Rep. Jeff Denham's suggestion that GSA should be shut down energized the agency's defenders.
Rep. Jeff Denham (R-Calif.) caused a stir when he advocated abolishing the General Services Administration. But he managed to unite a wide array of GSA defenders in the process.
The agency’s public image has suffered since it was revealed that its Public Buildings Service had spent more than $800,000 on a conference in Las Vegas that featured lavish receptions, a luxury hotel and some apparently blatant violations of contracting rules.
But Denham might have defused some of that anger when he said the agency should be dismantled — and then revealed that he doesn't really understand all that GSA does.

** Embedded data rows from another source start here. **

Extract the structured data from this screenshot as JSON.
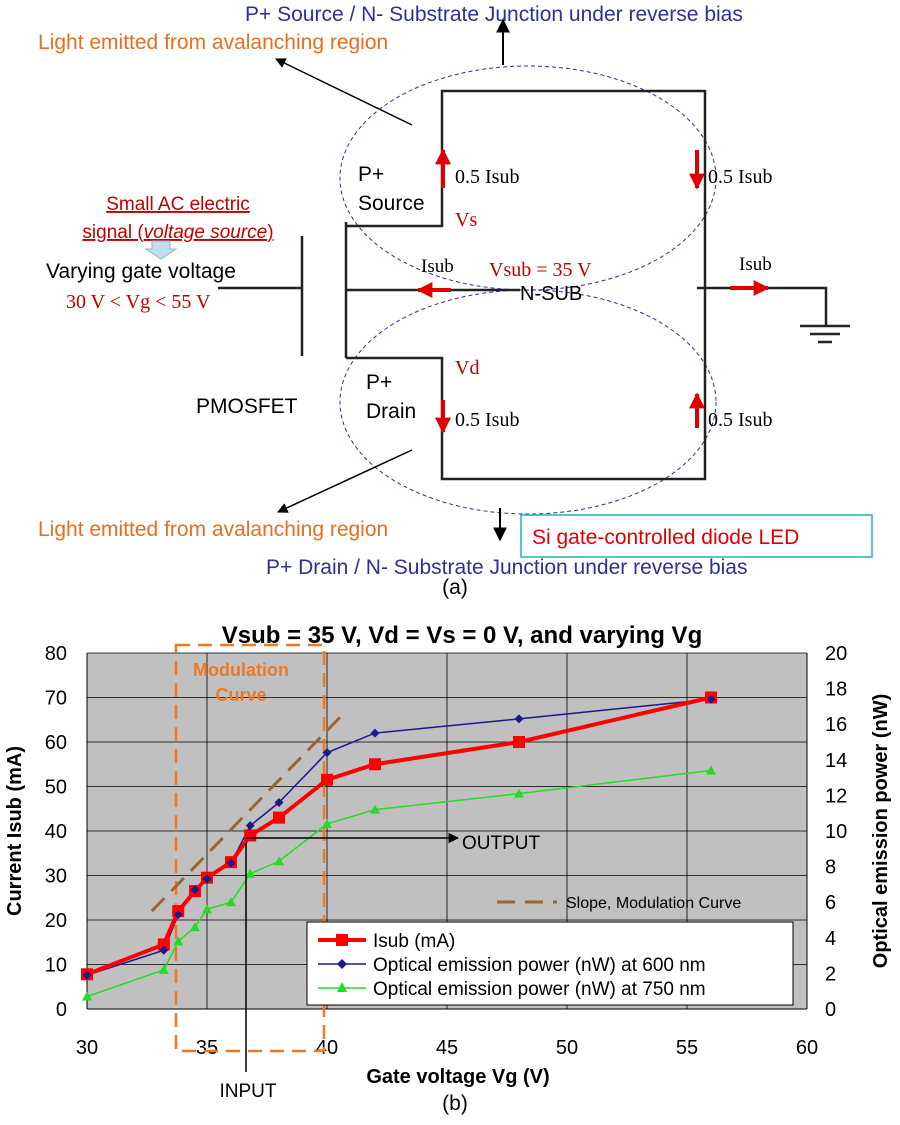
{
  "figure_a": {
    "top_junction": "P+ Source / N- Substrate Junction under reverse bias",
    "light_top": "Light emitted from avalanching region",
    "source": {
      "line1": "P+",
      "line2": "Source"
    },
    "vs": "Vs",
    "half_isub": "0.5 Isub",
    "ac_signal": {
      "line1": "Small AC electric",
      "line2_prefix": "signal (",
      "line2_italic": "voltage source",
      "line2_suffix": ")"
    },
    "varying_gate": "Varying gate voltage",
    "vg_range": "30 V < Vg < 55 V",
    "isub_label": "Isub",
    "vsub_label": "Vsub = 35 V",
    "nsub": "N-SUB",
    "drain": {
      "line1": "P+",
      "line2": "Drain"
    },
    "vd": "Vd",
    "pmosfet": "PMOSFET",
    "light_bottom": "Light emitted from avalanching region",
    "diode_box": "Si gate-controlled diode LED",
    "bottom_junction": "P+ Drain / N- Substrate Junction under reverse bias",
    "caption": "(a)"
  },
  "figure_b": {
    "annotations": {
      "modulation_curve": [
        "Modulation",
        "Curve"
      ],
      "output": "OUTPUT",
      "input": "INPUT"
    },
    "caption": "(b)"
  },
  "chart_data": {
    "type": "line",
    "title": "Vsub = 35 V, Vd = Vs = 0 V, and varying Vg",
    "xlabel": "Gate voltage Vg (V)",
    "ylabel": "Current Isub (mA)",
    "y2label": "Optical emission power (nW)",
    "xlim": [
      30,
      60
    ],
    "ylim": [
      0,
      80
    ],
    "y2lim": [
      0,
      20
    ],
    "xticks": [
      30,
      35,
      40,
      45,
      50,
      55,
      60
    ],
    "yticks": [
      0,
      10,
      20,
      30,
      40,
      50,
      60,
      70,
      80
    ],
    "y2ticks": [
      0,
      2,
      4,
      6,
      8,
      10,
      12,
      14,
      16,
      18,
      20
    ],
    "legend_position": "bottom-right",
    "series": [
      {
        "name": "Isub (mA)",
        "axis": "left",
        "color": "#ff0000",
        "x": [
          30,
          33.2,
          33.8,
          34.5,
          35,
          36,
          36.8,
          38,
          40,
          42,
          48,
          56
        ],
        "y": [
          7.8,
          14.5,
          22,
          26.5,
          29.5,
          33,
          39,
          43,
          51.5,
          55,
          60,
          70
        ]
      },
      {
        "name": "Optical emission power (nW) at 600 nm",
        "axis": "right",
        "color": "#1a1a8c",
        "x": [
          30,
          33.2,
          33.8,
          34.5,
          35,
          36,
          36.8,
          38,
          40,
          42,
          48,
          56
        ],
        "y": [
          1.9,
          3.3,
          5.3,
          6.7,
          7.3,
          8.2,
          10.3,
          11.6,
          14.4,
          15.5,
          16.3,
          17.4
        ]
      },
      {
        "name": "Optical emission power (nW) at 750 nm",
        "axis": "right",
        "color": "#22dd22",
        "x": [
          30,
          33.2,
          33.8,
          34.5,
          35,
          36,
          36.8,
          38,
          40,
          42,
          48,
          56
        ],
        "y": [
          0.7,
          2.2,
          3.8,
          4.6,
          5.6,
          6.0,
          7.6,
          8.3,
          10.4,
          11.2,
          12.1,
          13.4
        ]
      }
    ],
    "slope_line": {
      "name": "Slope, Modulation Curve",
      "color": "#996633",
      "x": [
        32.7,
        40.8
      ],
      "y": [
        22,
        67
      ]
    }
  }
}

As reported by Federal Computer Week’s Matthew Weigelt, Denham made his proposal at the Coalition for Government Procurement's Spring Conference in April. But many in the audience noticed that his criticisms were almost exclusively about the Public Buildings Service and the spending abuses highlighted in a report by the agency’s inspector general. Denham didn't appear to know much about GSA's other component: the Federal Acquisition Service.
When a member of the audience asked about that, Denham said he didn't have enough information to comment on FAS.
In the next couple of days, Denham appeared on Fox News and CNBC defending his position and criticizing GSA. On Fox Business, host Stuart Varney played into the anti-government sentiment.
“There's obviously a culture of corruption in this one agency, but how many other agencies are doing this?” Denham said.
“Surely, this is a mind-set of people who work for the government," Varney said. "I do believe that that mind-set has gotten worse, but it is common throughout government. Would you agree with that?”
Federal procurement experts, however, disputed Denham's position in a follow-up story by Weigelt.
“I think that Rep. Denham was caught by surprise when it was pointed out that GSA consists of more than the Public Buildings Service,” said Larry Allen, president of Allen Federal Business Partners.
And an FCW reader, commenting anonymously, said Denham might be over-reacting.
“A slew of laws in the Federal Acquisition Regulation are there due to the private sector either overcharging or stealing from the taxpayers,” the commenter wrote. “Privatizing everything is not necessarily a better way of dealing with what is essentially a bad apple taking advantage of streamlining from past administrations.”